もともと顔立ちや声が可愛い人だったけど、並河君と付き合ってからはうんと大人っぽくなった。それまで目立つタイプじゃなかったのに、色気があると言われるようになり、特に先輩男子に告白されるようになった。
田中さんと別れる頃、並河君の絵調がだいぶ変わったと、学校で話題になった。
もちろん、学術的評価としてはいい意味での変化。精神的成長が著しい、高き才能の開花の瞬間、と、高い評価を受けていた。
喜ばしいことのはずなのに、私は複雑な気分にしかならなかった。これが、羽留の言っていた『後悔』……?
よく知る並河君が、先にどんどん大人になっていく。知らない人になってしまう。そんな気がして、ただただ、寂しかった。
書道教室の前日。
結局、並河君に対するモヤモヤ感は解消されないまま、気を紛らせるべく仕事や家事に勤しんでいた。
子供じゃあるまいし、恋人ができたくらいでいちいち報告なんてしない。並河君はそういうスタンスなのかもしれない。

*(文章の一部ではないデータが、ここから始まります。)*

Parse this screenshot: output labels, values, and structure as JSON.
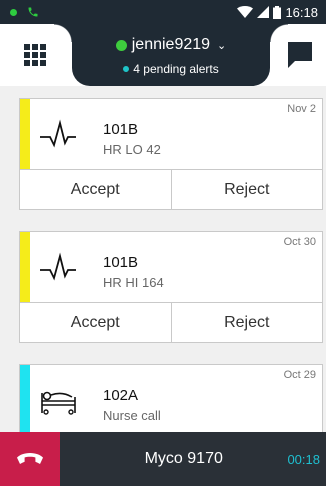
{
  "statusbar": {
    "time": "16:18"
  },
  "header": {
    "username": "jennie9219",
    "chevron": "⌄",
    "alerts": "4 pending alerts"
  },
  "alerts": [
    {
      "code": "101B",
      "detail": "HR LO 42",
      "date": "Nov 2",
      "color": "#f5ec1a",
      "icon": "heartbeat-icon",
      "accept": "Accept",
      "reject": "Reject"
    },
    {
      "code": "101B",
      "detail": "HR HI 164",
      "date": "Oct 30",
      "color": "#f5ec1a",
      "icon": "heartbeat-icon",
      "accept": "Accept",
      "reject": "Reject"
    },
    {
      "code": "102A",
      "detail": "Nurse call",
      "date": "Oct 29",
      "color": "#1fe3f0",
      "icon": "patient-bed-icon"
    }
  ],
  "call": {
    "name": "Myco 9170",
    "duration": "00:18",
    "hangup_color": "#c81e4a"
  }
}
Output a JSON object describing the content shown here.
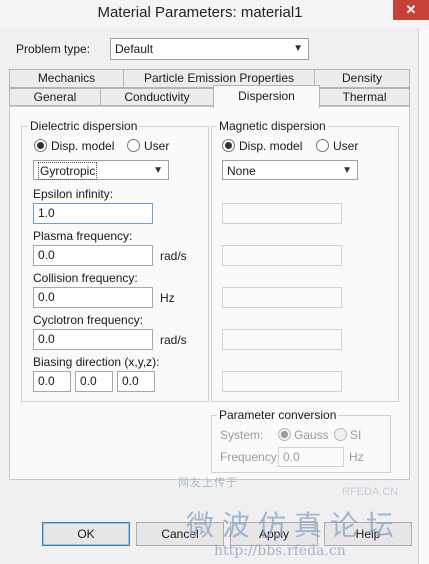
{
  "window": {
    "title": "Material Parameters: material1",
    "close_glyph": "✕"
  },
  "problem_type": {
    "label": "Problem type:",
    "value": "Default"
  },
  "tabs_row1": [
    "Mechanics",
    "Particle Emission Properties",
    "Density"
  ],
  "tabs_row2": [
    "General",
    "Conductivity",
    "Dispersion",
    "Thermal"
  ],
  "active_tab": "Dispersion",
  "dielectric": {
    "title": "Dielectric dispersion",
    "radio_model": "Disp. model",
    "radio_user": "User",
    "model_value": "Gyrotropic",
    "eps_label": "Epsilon infinity:",
    "eps_value": "1.0",
    "plasma_label": "Plasma frequency:",
    "plasma_value": "0.0",
    "plasma_unit": "rad/s",
    "collision_label": "Collision frequency:",
    "collision_value": "0.0",
    "collision_unit": "Hz",
    "cyclotron_label": "Cyclotron frequency:",
    "cyclotron_value": "0.0",
    "cyclotron_unit": "rad/s",
    "bias_label": "Biasing direction (x,y,z):",
    "bias_x": "0.0",
    "bias_y": "0.0",
    "bias_z": "0.0"
  },
  "magnetic": {
    "title": "Magnetic dispersion",
    "radio_model": "Disp. model",
    "radio_user": "User",
    "model_value": "None"
  },
  "conversion": {
    "title": "Parameter conversion",
    "system_label": "System:",
    "gauss": "Gauss",
    "si": "SI",
    "freq_label": "Frequency:",
    "freq_value": "0.0",
    "freq_unit": "Hz"
  },
  "buttons": {
    "ok": "OK",
    "cancel": "Cancel",
    "apply": "Apply",
    "help": "Help"
  },
  "watermark": {
    "cn_small": "网友上传于",
    "brand": "RFEDA.CN",
    "forum": "微波仿真论坛",
    "url": "http://bbs.rfeda.cn"
  }
}
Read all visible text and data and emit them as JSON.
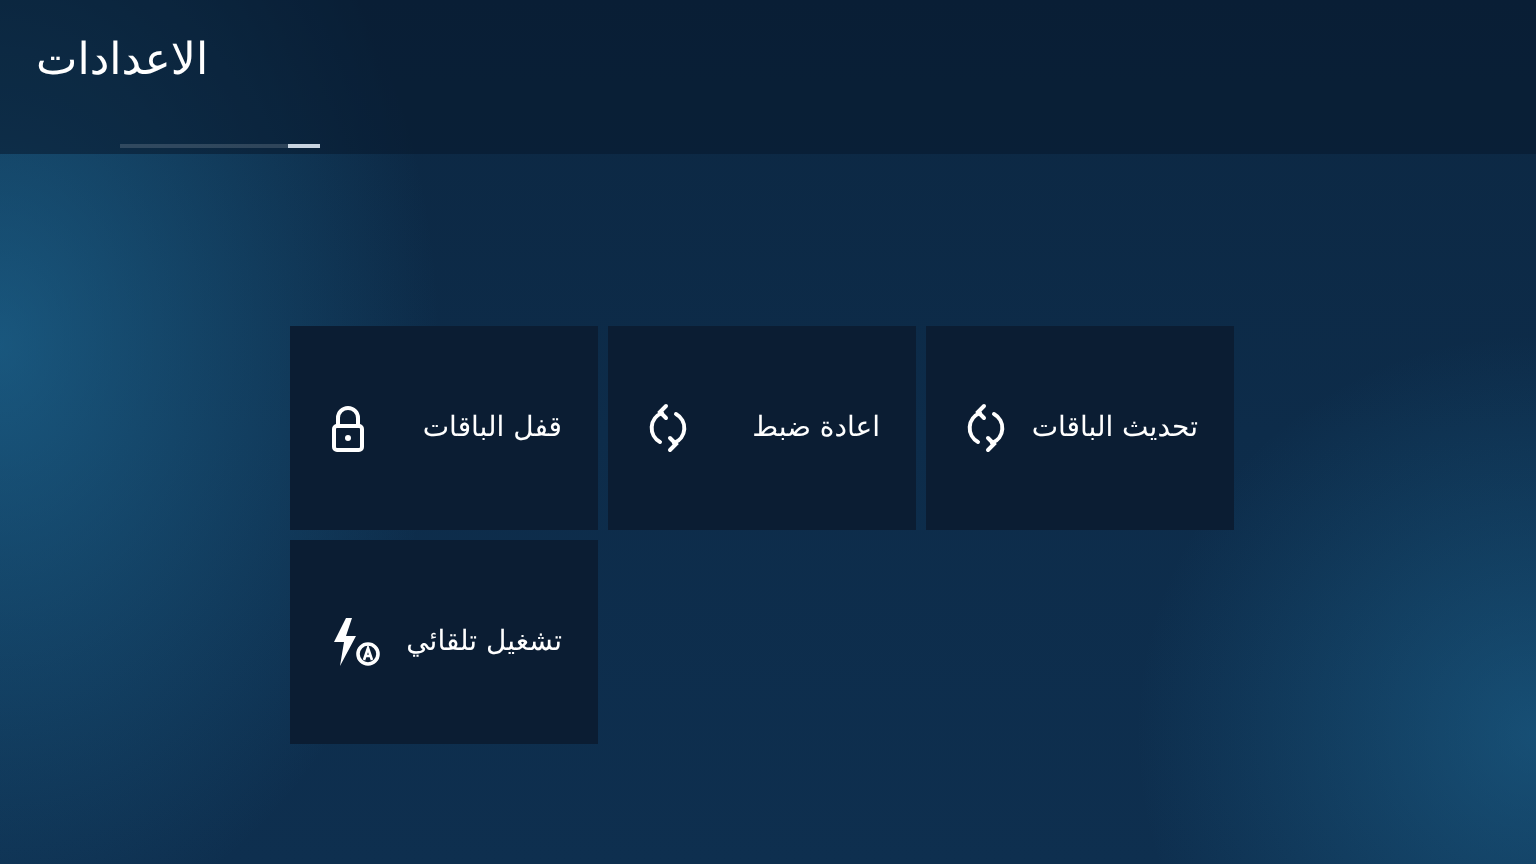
{
  "header": {
    "title": "الاعدادات"
  },
  "tiles": [
    {
      "label": "تحديث الباقات",
      "kind": "refresh"
    },
    {
      "label": "اعادة ضبط",
      "kind": "refresh"
    },
    {
      "label": "قفل الباقات",
      "kind": "lock"
    },
    {
      "label": "تشغيل تلقائي",
      "kind": "auto"
    }
  ]
}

仕事の後、夕食の食材を買いに近所のスーパーに出かける。菓子パンコーナーに陳列されたマフィンが苦い記憶を呼び起こした。
マフィンを見ると、今でもつらくなる。あの頃の自分の無知と無自覚、鈍感さを思い出してしまうから。マフィンに罪はないけれど。
あの時、羽留のアドバイス通り、私からのマフィンだと言って渡していたら、並河君は田中さんと付き合ったりしなかった? 突然降り出した雪に喜び、同じように空を見上げきれいだと言ってくれた?